Rowan Williams made the remarks in the first of three public lectures to be given in Cambridge. Addressing an audience of more than 1,200 people, he condemned the way Islamic law discriminated against women in some Muslim countries.
“In some of the ways it has been codified and practised across the world, it has been appalling. In some of the ways it has been applied to women in places like Saudi Arabia, it is grim.”
Two weeks have passed since the archbishop caused an uproar for suggesting that some aspects of sharia law might be accommodated within the British legal system. Political, religious and secular figures were quick to attack his views, which were aired in a BBC radio interview and then in a lecture at the Royal Courts of Justice.
The ensuing furore forced him to clarify his position on several occasions, most recently in his presidential address at General Synod, the national assembly of the Church of England, where he denied making proposals for sharia law or calling for its introduction as a parallel jurisdiction to British civil law.
Yesterday, he attempted to make light of the criticism he has received. “My doomed enterprise the other day was to try and introduce that bit of perspective. Let that be a warning to you all,” he joked.

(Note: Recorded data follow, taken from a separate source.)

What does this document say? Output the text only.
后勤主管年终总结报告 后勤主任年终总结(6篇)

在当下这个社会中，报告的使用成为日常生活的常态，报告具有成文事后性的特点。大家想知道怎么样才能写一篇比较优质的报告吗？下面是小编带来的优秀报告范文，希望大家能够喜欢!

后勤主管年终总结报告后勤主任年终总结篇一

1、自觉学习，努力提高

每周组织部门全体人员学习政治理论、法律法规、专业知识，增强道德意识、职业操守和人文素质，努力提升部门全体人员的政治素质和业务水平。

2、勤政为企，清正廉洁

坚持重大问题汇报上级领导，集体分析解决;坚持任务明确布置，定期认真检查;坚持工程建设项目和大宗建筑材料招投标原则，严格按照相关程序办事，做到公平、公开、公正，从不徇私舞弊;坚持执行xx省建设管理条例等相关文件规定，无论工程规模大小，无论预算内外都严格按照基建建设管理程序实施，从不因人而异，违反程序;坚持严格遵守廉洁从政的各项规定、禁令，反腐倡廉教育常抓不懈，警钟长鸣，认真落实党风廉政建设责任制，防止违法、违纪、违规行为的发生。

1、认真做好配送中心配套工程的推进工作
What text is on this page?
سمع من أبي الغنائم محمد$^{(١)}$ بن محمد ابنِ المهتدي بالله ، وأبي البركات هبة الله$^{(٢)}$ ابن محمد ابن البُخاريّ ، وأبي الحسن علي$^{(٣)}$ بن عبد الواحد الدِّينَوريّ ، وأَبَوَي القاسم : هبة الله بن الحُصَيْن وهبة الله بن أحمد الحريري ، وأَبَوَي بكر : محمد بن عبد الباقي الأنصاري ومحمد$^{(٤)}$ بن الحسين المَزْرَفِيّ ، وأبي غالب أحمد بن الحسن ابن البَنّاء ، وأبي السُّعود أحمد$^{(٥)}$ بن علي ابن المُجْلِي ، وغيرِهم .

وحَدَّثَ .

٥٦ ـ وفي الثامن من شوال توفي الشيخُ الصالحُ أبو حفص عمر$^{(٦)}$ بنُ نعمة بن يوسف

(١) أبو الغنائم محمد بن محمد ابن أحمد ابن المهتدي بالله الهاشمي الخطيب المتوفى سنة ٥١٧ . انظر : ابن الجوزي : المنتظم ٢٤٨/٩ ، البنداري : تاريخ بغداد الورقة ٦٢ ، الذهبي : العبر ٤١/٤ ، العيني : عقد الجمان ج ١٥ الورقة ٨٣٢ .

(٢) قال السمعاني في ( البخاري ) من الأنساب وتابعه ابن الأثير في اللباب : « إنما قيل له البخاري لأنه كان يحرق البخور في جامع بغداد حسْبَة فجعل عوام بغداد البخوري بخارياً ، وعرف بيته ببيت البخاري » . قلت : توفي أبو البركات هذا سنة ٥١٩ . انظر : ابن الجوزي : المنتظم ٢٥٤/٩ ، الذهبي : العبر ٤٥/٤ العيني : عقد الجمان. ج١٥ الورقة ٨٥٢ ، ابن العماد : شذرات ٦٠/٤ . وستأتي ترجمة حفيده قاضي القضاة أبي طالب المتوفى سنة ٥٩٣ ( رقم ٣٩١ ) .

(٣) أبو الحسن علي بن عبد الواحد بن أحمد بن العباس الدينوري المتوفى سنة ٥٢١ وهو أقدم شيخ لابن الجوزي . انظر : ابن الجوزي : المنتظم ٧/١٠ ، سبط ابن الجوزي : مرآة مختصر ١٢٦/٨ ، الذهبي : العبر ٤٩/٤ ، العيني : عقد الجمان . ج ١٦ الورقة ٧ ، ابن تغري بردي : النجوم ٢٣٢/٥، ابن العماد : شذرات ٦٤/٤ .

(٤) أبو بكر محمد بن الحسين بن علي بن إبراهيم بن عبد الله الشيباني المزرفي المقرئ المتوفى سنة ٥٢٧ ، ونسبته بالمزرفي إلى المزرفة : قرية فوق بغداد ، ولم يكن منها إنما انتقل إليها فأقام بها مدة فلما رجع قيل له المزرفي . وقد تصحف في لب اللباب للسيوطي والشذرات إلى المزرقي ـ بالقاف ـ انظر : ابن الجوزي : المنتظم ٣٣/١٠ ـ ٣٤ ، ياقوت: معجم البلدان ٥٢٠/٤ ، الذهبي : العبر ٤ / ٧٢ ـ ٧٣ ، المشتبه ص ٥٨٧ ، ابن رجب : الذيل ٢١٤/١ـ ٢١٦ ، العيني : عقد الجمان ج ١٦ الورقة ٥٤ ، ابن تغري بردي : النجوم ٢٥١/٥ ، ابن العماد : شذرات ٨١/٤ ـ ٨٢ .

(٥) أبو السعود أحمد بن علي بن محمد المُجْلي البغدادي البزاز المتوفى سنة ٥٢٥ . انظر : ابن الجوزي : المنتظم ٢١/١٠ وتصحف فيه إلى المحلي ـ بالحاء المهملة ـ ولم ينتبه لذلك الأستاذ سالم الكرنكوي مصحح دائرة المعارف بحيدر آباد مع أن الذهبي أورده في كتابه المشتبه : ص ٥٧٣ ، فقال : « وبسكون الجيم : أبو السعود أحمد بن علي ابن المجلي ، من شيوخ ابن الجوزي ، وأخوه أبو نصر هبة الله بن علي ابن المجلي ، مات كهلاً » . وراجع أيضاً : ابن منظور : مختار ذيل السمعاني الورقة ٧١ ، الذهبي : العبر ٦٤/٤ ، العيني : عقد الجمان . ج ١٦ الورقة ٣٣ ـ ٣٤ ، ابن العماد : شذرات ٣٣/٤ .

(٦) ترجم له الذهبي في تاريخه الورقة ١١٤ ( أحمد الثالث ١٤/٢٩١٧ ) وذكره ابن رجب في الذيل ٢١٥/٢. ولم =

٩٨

Despite acknowledging the concerns raised over some aspects of sharia law, he repeated his assertion that it was “rooted in the sense of doing God’s will in the ordinary things of life”.
He warned against demonising Muslims and their religion, saying that to judge the faith purely on negatives would be like judging Christianity on a couple of chapters of the Old Testament. He also compared the way some Christians view Muslims to how Jews treated Samaritans in the time of Jesus.